"I can pretty much guarantee to you that if BioShock wasn't successful, there never would have been another game like this," Levine told Eurogamer.
"I don't even know how we convinced people to pay for BioShock. These games had never made any money—everybody told us when we were pitching BioShock, sounds like a great idea, you'll sell 150,000 units—next!"
Levine added that his team aimed to popularize the gameplay emphasized in BioShock, which featured first-person shooting blended with role-playing and customization elements. BioShock predecessor System Shock 2 (PC) employed those elements to a much greater degree, but failed to reach commercial sales expectations.
"How many of these type of games do you think are going to be made now, compared to how many were going to be made before?" Levine asked. "How many people had played these kind of games before? 300,000, 400,000—maybe? Now millions of people, because of this game, have played this type of game."

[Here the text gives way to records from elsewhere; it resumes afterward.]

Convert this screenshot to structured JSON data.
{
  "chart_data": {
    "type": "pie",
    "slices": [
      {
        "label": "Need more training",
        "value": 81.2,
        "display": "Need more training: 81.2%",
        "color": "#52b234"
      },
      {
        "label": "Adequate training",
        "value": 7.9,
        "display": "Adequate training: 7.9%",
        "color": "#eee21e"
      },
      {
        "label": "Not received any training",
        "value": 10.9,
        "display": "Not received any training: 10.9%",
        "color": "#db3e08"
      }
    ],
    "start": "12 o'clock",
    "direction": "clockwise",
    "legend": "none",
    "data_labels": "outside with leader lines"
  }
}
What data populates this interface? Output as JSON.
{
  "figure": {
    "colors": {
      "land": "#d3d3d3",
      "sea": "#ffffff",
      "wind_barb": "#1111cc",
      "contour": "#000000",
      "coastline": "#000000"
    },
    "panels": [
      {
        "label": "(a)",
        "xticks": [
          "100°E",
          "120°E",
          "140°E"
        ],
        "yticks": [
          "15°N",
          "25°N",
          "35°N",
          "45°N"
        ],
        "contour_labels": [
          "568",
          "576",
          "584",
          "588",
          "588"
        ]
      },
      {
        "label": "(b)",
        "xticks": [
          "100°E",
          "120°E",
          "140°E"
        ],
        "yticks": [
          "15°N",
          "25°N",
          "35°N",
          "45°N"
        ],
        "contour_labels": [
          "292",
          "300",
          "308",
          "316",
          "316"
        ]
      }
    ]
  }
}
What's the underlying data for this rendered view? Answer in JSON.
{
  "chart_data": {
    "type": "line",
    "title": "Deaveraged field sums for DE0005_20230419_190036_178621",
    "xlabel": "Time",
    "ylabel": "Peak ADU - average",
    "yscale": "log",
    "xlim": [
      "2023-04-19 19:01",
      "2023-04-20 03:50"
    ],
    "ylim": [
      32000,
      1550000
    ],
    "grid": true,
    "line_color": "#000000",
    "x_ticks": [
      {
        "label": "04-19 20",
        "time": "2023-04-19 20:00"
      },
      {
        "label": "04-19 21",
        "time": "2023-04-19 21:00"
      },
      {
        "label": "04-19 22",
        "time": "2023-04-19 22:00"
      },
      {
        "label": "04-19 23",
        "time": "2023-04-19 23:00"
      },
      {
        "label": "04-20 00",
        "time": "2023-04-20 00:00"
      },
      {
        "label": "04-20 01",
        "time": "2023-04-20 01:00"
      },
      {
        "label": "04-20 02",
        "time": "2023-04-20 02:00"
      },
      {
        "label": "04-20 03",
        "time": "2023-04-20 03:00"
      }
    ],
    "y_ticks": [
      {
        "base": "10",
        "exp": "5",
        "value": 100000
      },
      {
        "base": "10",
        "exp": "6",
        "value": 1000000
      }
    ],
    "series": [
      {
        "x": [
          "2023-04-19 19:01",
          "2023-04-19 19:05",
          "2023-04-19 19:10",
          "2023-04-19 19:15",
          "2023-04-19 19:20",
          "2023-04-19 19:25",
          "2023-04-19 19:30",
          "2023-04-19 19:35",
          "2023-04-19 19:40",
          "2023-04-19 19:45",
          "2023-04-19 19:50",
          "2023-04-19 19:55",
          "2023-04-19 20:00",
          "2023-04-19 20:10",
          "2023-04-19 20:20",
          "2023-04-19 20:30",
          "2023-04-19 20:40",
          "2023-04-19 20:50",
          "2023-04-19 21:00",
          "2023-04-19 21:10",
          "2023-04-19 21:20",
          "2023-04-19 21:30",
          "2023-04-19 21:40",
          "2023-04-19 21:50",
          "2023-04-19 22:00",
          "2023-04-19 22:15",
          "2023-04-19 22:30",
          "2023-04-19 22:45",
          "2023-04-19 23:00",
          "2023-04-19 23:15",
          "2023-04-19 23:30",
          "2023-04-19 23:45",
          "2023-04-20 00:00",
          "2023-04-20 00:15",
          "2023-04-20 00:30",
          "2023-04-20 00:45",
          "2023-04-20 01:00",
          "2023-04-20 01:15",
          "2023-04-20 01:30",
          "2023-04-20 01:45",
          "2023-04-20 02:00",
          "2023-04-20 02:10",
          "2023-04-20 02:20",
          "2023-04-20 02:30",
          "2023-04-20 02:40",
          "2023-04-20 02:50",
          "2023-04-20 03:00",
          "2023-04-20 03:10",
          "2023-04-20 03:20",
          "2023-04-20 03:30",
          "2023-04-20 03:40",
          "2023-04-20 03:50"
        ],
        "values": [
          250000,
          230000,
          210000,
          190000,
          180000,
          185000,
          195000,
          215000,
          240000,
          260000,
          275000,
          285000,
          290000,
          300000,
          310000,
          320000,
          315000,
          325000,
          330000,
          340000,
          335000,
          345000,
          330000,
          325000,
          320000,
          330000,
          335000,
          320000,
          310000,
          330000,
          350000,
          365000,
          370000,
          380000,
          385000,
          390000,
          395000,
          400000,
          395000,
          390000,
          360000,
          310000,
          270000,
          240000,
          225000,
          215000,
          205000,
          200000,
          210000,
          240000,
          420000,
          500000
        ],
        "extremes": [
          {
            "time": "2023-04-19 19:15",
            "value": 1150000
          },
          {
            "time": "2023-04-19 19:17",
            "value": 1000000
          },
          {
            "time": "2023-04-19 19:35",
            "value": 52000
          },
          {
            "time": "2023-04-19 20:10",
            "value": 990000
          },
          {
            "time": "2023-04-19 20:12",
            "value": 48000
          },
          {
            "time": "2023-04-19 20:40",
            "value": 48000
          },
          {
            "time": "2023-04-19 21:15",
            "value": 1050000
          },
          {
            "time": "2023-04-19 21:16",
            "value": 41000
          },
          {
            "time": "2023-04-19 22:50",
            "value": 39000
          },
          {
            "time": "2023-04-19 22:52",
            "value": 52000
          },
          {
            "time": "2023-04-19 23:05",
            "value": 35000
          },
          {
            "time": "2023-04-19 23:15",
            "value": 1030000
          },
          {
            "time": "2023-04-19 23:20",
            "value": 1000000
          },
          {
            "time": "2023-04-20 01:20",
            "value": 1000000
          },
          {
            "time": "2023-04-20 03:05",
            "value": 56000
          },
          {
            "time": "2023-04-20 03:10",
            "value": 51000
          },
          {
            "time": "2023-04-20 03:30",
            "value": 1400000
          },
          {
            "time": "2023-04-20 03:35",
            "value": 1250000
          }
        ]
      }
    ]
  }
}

The developer concluded that BioShock success will allow future titles to take greater risks in the genre, citing Westwood Studios' 1992 real-time strategy Dune II as a precursor to such modern RTS games as Relic Entertainment's Company of Heroes.
"Before, as great as System Shock 2 and Deus Ex were, nobody bought them. We wanted to crack that. I think now, the sky's the limit for how deep these games can go."
Following publisher Take-Two's announcement of a BioShock sequel, Levine has since revealed that he is 'not substantially' involved in the game's development, and is currently at work on a yet unannounced title.